Kenya’s foreign policy shift welcome


NAIROBI: There is much to be expected now that President Uhuru Kenyatta has set the pace of foreign relations with the international community.

As opposed to the approach taken by previous administrations, Kenyatta has opted for a greater and more involved engagement, led directly by himself.

The last three years have seen Kenya develop agreements, forge new alliances and partnerships in Africa, the European Union, Caribbean and the Americas.

With the new and more personalised interaction with the Government, Kenyans living abroad can expect that the leadership will adhere to their mandate and facilitate even greater service delivery.

Overall, the objective of this administration is to enhance Kenya’s position in global affairs, strengthen links between citizens around the world and direct more foreign trade and investment to our shores. The global policy that Kenya has adopted is exemplified by the personal approach taken by the president. The result is clear in the deliverables brought home, chief among the achievements being increased bilateral relations exhibited in visits by foreign consuls, the opening of Kenyan missions in Algeria and Angola as well as the appointment of honorary consuls in Russia, Scotland, Italy and Switzerland.

In addition, the multi-lateral relations have seen a boost in Kenya hosting successive regional and international summits, and an increase in foreign earnings through tourism as well as direct foreign investments.

The values and characteristics that Kenya’s leadership needs in the 21st century were founded at independence. Even though it has been more than 50 years, still the words of our founding fathers steer Uhuru Kenyatta towards responsibility in light of the nation’s future.

Indeed, as Uhuru once said himself, “Equity, the constitution reminds us, is expected from those who make national policy.
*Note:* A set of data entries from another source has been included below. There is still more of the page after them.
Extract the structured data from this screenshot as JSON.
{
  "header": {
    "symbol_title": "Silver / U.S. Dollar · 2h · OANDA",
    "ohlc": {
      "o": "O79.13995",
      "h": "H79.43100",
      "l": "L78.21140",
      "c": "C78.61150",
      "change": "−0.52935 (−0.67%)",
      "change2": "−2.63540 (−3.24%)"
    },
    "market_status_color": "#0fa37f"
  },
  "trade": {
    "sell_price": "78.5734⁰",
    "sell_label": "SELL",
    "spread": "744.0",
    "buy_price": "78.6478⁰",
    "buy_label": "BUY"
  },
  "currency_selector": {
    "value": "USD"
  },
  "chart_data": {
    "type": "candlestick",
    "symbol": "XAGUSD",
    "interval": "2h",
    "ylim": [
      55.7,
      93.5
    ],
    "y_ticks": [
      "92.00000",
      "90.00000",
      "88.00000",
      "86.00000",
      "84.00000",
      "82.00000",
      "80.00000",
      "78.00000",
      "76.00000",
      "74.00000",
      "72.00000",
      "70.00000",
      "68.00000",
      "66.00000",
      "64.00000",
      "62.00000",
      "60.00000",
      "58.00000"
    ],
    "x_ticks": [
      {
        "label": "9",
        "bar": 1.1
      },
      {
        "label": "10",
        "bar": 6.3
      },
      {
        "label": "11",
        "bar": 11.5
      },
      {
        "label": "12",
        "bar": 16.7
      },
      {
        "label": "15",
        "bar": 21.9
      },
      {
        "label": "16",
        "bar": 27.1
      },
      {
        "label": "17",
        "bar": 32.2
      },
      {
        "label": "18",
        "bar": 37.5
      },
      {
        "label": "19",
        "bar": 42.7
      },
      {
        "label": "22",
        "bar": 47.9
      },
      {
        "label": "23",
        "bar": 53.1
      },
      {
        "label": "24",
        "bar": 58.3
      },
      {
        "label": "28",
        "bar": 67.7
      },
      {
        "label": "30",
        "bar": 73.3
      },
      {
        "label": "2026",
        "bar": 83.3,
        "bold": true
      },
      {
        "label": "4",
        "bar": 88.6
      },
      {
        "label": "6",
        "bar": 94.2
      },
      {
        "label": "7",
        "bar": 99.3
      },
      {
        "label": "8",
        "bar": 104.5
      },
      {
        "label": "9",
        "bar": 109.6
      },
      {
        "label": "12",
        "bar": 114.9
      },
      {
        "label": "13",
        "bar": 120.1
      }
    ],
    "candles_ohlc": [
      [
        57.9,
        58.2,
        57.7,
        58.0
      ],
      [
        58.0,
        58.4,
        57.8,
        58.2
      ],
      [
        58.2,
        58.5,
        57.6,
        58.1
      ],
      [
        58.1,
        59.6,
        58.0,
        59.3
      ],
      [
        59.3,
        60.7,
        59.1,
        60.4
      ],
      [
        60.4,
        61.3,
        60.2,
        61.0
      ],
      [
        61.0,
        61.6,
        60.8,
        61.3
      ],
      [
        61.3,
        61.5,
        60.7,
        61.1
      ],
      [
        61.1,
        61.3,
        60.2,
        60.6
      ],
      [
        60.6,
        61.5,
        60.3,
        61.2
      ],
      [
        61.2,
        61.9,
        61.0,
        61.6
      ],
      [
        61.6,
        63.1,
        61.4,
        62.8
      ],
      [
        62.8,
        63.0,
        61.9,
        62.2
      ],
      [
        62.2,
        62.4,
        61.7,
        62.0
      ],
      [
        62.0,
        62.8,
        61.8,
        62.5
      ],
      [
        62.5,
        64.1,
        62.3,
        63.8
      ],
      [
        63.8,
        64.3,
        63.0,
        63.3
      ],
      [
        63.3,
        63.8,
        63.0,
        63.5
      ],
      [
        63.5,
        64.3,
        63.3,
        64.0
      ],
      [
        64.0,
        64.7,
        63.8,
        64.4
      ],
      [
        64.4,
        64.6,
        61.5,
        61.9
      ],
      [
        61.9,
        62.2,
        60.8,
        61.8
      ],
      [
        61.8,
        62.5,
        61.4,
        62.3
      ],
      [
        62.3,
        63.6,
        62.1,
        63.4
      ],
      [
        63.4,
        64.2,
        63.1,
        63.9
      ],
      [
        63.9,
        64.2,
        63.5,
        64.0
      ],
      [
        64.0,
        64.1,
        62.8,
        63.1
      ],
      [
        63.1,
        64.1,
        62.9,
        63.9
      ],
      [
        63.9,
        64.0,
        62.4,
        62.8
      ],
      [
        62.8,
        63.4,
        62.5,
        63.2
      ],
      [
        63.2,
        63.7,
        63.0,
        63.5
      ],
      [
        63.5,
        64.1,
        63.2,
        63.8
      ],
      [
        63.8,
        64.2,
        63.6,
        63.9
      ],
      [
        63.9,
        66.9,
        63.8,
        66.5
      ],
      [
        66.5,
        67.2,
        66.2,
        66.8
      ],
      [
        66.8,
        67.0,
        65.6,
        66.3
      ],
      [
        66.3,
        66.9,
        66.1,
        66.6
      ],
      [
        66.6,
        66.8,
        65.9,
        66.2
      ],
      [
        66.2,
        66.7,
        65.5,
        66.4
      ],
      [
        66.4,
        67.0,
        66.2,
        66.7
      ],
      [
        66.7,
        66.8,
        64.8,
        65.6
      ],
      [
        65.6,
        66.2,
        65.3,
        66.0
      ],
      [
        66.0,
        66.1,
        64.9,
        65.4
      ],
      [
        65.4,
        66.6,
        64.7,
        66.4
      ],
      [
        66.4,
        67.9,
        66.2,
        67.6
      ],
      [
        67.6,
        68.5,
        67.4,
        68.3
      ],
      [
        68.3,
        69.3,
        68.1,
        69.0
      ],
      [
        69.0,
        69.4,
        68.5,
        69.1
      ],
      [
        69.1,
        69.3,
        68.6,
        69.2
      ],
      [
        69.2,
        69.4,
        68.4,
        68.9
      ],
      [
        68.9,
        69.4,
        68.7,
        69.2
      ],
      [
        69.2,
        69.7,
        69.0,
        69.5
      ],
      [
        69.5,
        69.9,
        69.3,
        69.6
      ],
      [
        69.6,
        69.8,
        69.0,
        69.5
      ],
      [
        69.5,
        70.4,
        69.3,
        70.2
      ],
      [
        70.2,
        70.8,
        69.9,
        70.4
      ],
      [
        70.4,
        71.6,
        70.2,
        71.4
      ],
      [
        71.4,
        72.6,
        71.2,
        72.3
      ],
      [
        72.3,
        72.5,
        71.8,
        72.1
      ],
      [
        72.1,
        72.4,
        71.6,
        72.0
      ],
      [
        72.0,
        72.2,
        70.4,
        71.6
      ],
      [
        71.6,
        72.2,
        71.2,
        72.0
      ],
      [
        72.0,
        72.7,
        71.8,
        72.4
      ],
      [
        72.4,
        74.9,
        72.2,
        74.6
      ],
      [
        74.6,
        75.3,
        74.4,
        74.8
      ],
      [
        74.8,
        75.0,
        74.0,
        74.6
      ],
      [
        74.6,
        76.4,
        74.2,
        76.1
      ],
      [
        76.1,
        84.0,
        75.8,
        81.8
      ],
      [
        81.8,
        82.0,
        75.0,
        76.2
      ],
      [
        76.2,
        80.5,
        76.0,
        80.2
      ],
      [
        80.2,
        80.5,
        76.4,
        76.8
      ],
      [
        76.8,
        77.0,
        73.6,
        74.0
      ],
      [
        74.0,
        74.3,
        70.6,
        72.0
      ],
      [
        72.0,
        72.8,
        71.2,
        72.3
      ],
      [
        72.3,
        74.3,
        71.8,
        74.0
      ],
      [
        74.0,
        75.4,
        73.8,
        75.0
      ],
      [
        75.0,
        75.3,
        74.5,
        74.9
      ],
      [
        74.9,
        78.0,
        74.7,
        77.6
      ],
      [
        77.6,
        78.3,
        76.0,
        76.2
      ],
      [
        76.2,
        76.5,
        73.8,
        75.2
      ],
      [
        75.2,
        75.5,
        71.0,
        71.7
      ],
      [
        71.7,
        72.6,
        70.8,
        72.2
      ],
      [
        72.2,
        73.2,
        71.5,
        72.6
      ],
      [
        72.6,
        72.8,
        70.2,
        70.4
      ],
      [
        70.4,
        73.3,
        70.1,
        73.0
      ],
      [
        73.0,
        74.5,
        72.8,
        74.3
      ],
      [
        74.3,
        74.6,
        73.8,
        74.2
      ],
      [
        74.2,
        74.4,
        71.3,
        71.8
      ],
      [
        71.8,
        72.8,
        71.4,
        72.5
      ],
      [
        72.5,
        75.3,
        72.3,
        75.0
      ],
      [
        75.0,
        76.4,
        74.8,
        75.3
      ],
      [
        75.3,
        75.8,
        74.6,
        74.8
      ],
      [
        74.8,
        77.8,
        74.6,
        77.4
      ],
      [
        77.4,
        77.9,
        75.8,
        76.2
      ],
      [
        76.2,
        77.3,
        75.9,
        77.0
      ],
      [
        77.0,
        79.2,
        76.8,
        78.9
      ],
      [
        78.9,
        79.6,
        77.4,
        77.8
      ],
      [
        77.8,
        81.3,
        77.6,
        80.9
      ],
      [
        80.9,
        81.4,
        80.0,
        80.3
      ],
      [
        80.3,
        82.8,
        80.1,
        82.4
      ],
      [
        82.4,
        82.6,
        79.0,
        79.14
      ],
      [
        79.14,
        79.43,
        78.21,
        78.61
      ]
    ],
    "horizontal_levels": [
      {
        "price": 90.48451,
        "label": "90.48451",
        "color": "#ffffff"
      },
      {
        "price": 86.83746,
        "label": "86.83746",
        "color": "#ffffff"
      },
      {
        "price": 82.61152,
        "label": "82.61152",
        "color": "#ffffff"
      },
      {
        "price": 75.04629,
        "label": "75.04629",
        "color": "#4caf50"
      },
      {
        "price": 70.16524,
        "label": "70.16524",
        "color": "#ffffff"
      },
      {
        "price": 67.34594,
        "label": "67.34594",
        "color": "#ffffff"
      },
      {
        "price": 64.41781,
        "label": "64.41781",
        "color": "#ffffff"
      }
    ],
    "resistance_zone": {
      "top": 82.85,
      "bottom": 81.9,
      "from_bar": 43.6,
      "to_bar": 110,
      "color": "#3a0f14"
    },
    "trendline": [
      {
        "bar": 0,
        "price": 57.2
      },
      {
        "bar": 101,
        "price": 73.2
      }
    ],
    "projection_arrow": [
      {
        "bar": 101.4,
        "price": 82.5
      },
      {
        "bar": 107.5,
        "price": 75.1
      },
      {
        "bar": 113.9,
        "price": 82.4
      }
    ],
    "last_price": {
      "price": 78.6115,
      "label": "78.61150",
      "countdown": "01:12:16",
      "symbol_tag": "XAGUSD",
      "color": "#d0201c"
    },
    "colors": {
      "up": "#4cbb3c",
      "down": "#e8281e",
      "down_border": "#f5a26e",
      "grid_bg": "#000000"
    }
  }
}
Equity demands that we attend to our own needs and those of our neighbours, especially where the sovereignty of our neighbours is threatened by internal conflict and terror.” In this regard, Kenya has directly and indirectly engaged in enhancing stability in Somalia and bringing an end to the escalation of hostilities in South Sudan.

Beyond regional security and stability, Kenya has shown a willingness to engage in foreign trade with our neighbours and has joined hands to develop the Northern Corridor project; a massive infrastructural undertaking that will radically change the lives of the millions of people of Kenya, Rwanda, Ethiopia, Uganda and South Sudan.

Transforming lives has been the slogan of Uhuru’s administration and this is demonstrated even in his foreign engagements. The intimacy generated during his foreign visits between himself and the host nation officials as well as with Kenyans living abroad is remarkable.

That close, one on one interaction is a distinct marker of global leadership, where the world gets to be invited not only to Kenya as a destination but to Kenya as a partnership. There is much already achieved thus far, but Kenya’s overall goals include becoming a stronger and far more influential player both within the African continent and on the world stage.

Even as we develop ourselves through the implementation of the new constitutional dispensation at the national and local government level, Kenya needs to push forward and enhance internationally.

Crucially, the determination and hard work of Uhuru Kenyatta must remain on course. Upcoming envoy visits as well as the opportunities to engage the global community in business, in politics and in development should be encouraged.

Thus far, the firm yet open-handed method Uhuru utilises has borne positive fruit. It is this style of leadership that makes Uhuru a global leader to watch, and in my considered opinion one of the more visionary Africans in this century.